Locate the SiteHopper Search Floe as follows:
Click on the ‘Floes’ button on the left menu bar.
Click on the ‘Floes’ tab.
Set the ‘Browse Workfloes’ drop-down menu to ‘Show all packages’.
Select ‘All’ under Browse Workfloes.
In the search bar enter SiteHopper Search.
The SiteHopper Search Floe will be visible to the right (see below).
Click on the SiteHopper Search Floe to bring up the Job Form and set the following parameters.
Inputs -> Query Dataset: Spruce_prep_dataset_5K4J
This is the dataset with the protein we prepared.
Inputs -> Input Collections: CDK2 Patch DB Collection
This is the dataset with all the patches we created at the beginning of this tutorial.
Outputs -> Output Dataset: SiteHopper CDK2 Search Hits
Once the parameters are set, scroll to the bottom of the page and click ‘Start Job’. The job will take 5-10 minutes depending on the query, and potentially longer if the databases being searched are large.
View Results¶
Once the search job has completed, make the output datasets active as follows:
Press the ‘Project Data’ button in left menu bar.
Clear current active datasets by clicking on ‘Active Datasets’ and clicking ‘Clear All’ in the menu that pops up.
Make the output datasets active by clicking on the + icon in the Actives column.
Once the datasets are active, switch to the 3D viewer by clicking the 3D button in the menu bar.
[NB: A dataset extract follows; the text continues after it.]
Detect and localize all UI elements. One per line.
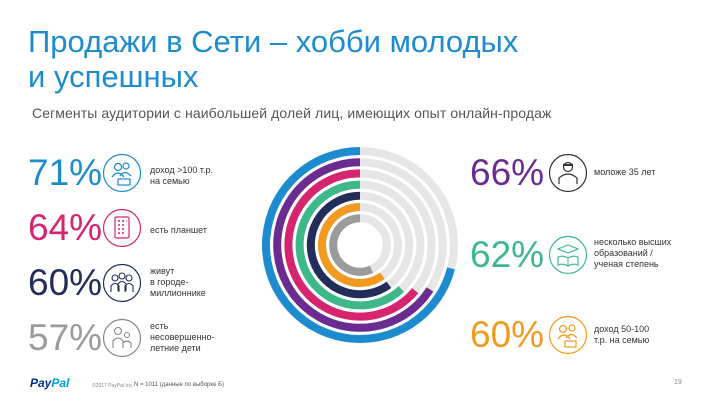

The 3D results will be overlaid to the input query, which is the first record in the resulting dataset. Here one of the top results is shown with the query. This is similar to how FastROCS results are shown for small molecules.
Analysis of the scores and drilling down to interesting results can also be done in the Analyze page based on SiteHopper scores and sequence similarity scores. Here, patch scores are plotted against sequence similarity. Of course, for a dataset of the same target, the sequence similarities are very high and perfect for most of the dataset. As larger databases are searched, this property becomes more interesting to explore.